Дипломат вздыхает, словно бы покорившись недоброй судьбе:
— Мы не нашли разумных. Не можем же мы их создать из ничего!
— Возьмите лучших из худших. Объявите о блестящих перспективах. Пусть люди обсуждают и спорят, снабдите их пищей для размышлений. Проявите добрую волю, готовность к уступкам. Сами уступки даже не обязательно делать. Еще беспроигрышный ход — расстрелять штук десять особо зарвавшихся казнокрадов.
— Но мы же правовое государство. У нас нет оснований. И… И доказательств.
— Наполеона подобное не смущало. По необходимости он сажал в тюрьму кого угодно и потом выпускал за выкуп. Так прямо и писал брату: “Я заставил нескольких негодяев поделиться награбленным”.
— Наполеон? Который едва унес ноги из Испании?
— Который написал первый в Европе кодекс законов.
— Сеньор…
Моряк поднимается — мгновенно, словно не он только что выпил полбутылки русской сорокаградусной — и как бы отстраняет возражения собеседника напряженными ладонями:
— Сеньор. Отношения с Англией у меня не самые лучшие, но ваше продвижение на восток меня пугает. Поступайте как угодно, только не начинайте войну за Фолкленды. Иначе ваш флот утонет в первый же день. А затем начнут исчезать порты, контейнерные терминалы, нефтяные платформы, заводы — все, что находится в море и в пятидесяти милях от берега. Тысячу триста тонн не обещаю, это потом. Но сто тридцать пять тонн в час гарантирую.
— У вас что, бесконечный боезапас?
На кино-столике вспыхивают четкие белые буквы: “IDКFA IDDQD”, мерцают и гаснут. Моряк опять улыбается той же неприятной улыбочкой:
— Спасибо, что напомнили. Теперь да.
Дипломат поднимается также:
— Но кто вы, наконец, черт побери?
Моряк опускает плечи:
— Уже.
— Что “уже”?
— Уже побрал.
Моряк смотрит в горлышко допитой бутылки, как в подзорную трубу и цедит сквозь зубы, не поворачивая головы:
— Примите мои уверения в совершеннейшем к вам почтении.

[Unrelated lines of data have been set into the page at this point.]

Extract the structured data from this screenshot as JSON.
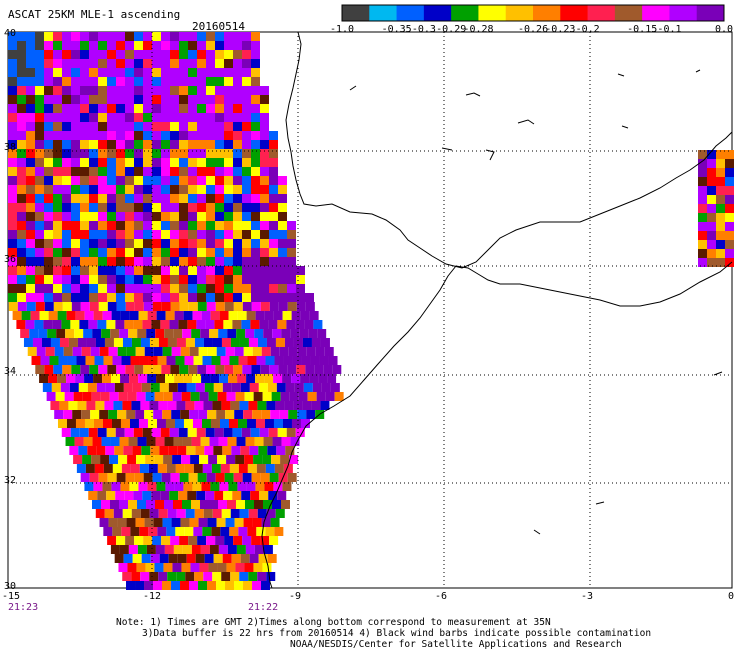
{
  "header": {
    "title": "ASCAT 25KM MLE-1 ascending",
    "date": "20160514"
  },
  "colorbar": {
    "colors": [
      "#404040",
      "#00b8f0",
      "#0060ff",
      "#0000c8",
      "#00a000",
      "#ffff00",
      "#ffc000",
      "#ff7f00",
      "#ff0000",
      "#ff2050",
      "#a05a2c",
      "#ff00ff",
      "#b000ff",
      "#7a00b8"
    ],
    "labels": [
      "-1.0",
      "-0.35",
      "-0.3",
      "-0.29",
      "-0.28",
      "-0.26",
      "-0.23",
      "-0.2",
      "-0.15",
      "-0.1",
      "0.0"
    ]
  },
  "map": {
    "lat_labels": [
      "40",
      "38",
      "36",
      "34",
      "32",
      "30"
    ],
    "lon_labels": [
      "-15",
      "-12",
      "-9",
      "-6",
      "-3",
      "0"
    ],
    "time_labels": [
      "21:23",
      "21:22"
    ]
  },
  "footer": {
    "line1": "Note: 1) Times are GMT 2)Times along bottom correspond to measurement at 35N",
    "line2": "3)Data buffer is 22 hrs from 20160514 4) Black wind barbs indicate possible contamination",
    "line3": "NOAA/NESDIS/Center for Satellite Applications and Research"
  }
}
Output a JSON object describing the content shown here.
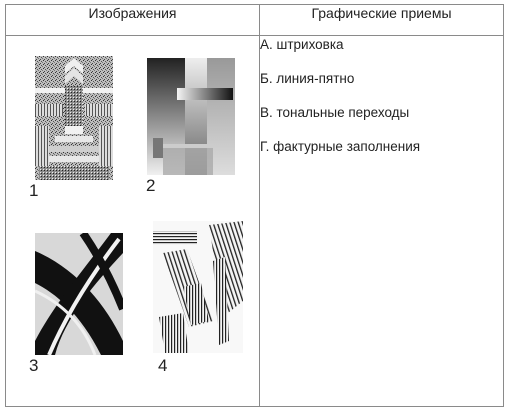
{
  "table": {
    "col_images": "Изображения",
    "col_techniques": "Графические приемы"
  },
  "images": [
    {
      "number": "1"
    },
    {
      "number": "2"
    },
    {
      "number": "3"
    },
    {
      "number": "4"
    }
  ],
  "techniques": [
    "А. штриховка",
    "Б. линия-пятно",
    "В. тональные переходы",
    "Г. фактурные заполнения"
  ]
}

Дипломат кланяется столь же холодно и сухо. Потолок над головой расходится, обрушивая в ангар влажный холод осенней Атлантики. Подъемник выносит джентльмена к ожидающему вертолету.
Пилот встряхивается от полудремы, потирает ладони, горло, шею. Оживают моторы, свистят лопасти, машинка поднимается над летной площадкой. Большая белая буква “Н” в круге, обозначающая место посадки, вдруг исчезает: словно бы не столик, а вся палуба — громадный телеэкран, и рисунок переключился на другой. Теперь по темно-вишневой палубе ярко-золотая надпись, последнее напутствие безумного линкора:
“War… War has no changed…”
— Война… Война без перемен, — бормочет седой переговорщик.
— Сеньор, вы и русский знаете?
— Это на английском, — нехотя отвечает идальго.
Пилот фыркает:
— Все-таки гринго! Вот же hiho de puta, otre loco mal. А выглядел таким приличным человеком.
Человеком быть легко. Встал поутру с лежанки — и уже человек. Запнулся, споткнулся, психанул, запамятовал, накричал попусту, сглупил — “ничто человеческое нам не чуждо”, или как там еще у древних римлян: “humanum errare est”. В смысле — пока живу, косячу.
А вот суперлинкором Тумана прикидываться сложнее.
Ясно дело, рано или поздно прикидываться уже не выйдет. Мы прорастем друг в друга — система квантовых каналов сквозь массив личной памяти, привычек, страхов и надежд; и получится из этого… Что-то. Что-то, еще менее объяснимое, чем простой (простой — это я так, пришлось к слову) набор событийных квантов, интерпретируемый в граничных условиях Римана-Эйнштейна ядром корабля Тумана; и корабль Тумана же служит овеществленным решением данного уравнения. Как симметриада или асимметриада у великого древнего Лема в “Солярисе”. Там, помнится, тоже поверхность разумной планеты покрывал именно что туман.
А мой туман, кстати, где? Где зловещие клубы, таящие и угрожающие? Чего это я болтаюсь на сером океанском просторе, как последняя красная конфета посреди блюдечка?
Впрочем, о внешних эффектах можно подумать и позже. Достаточно ли моя карикатура на дипломатию испугала визитера? Примут аргентинцы взвешенное решение — или все же придется ставить между Фолклендами с материком барьер? Лучше, наверное, заранее организовать, благо техника позволяет. Расчет показывает, что должно хватить восемнадцати ракет…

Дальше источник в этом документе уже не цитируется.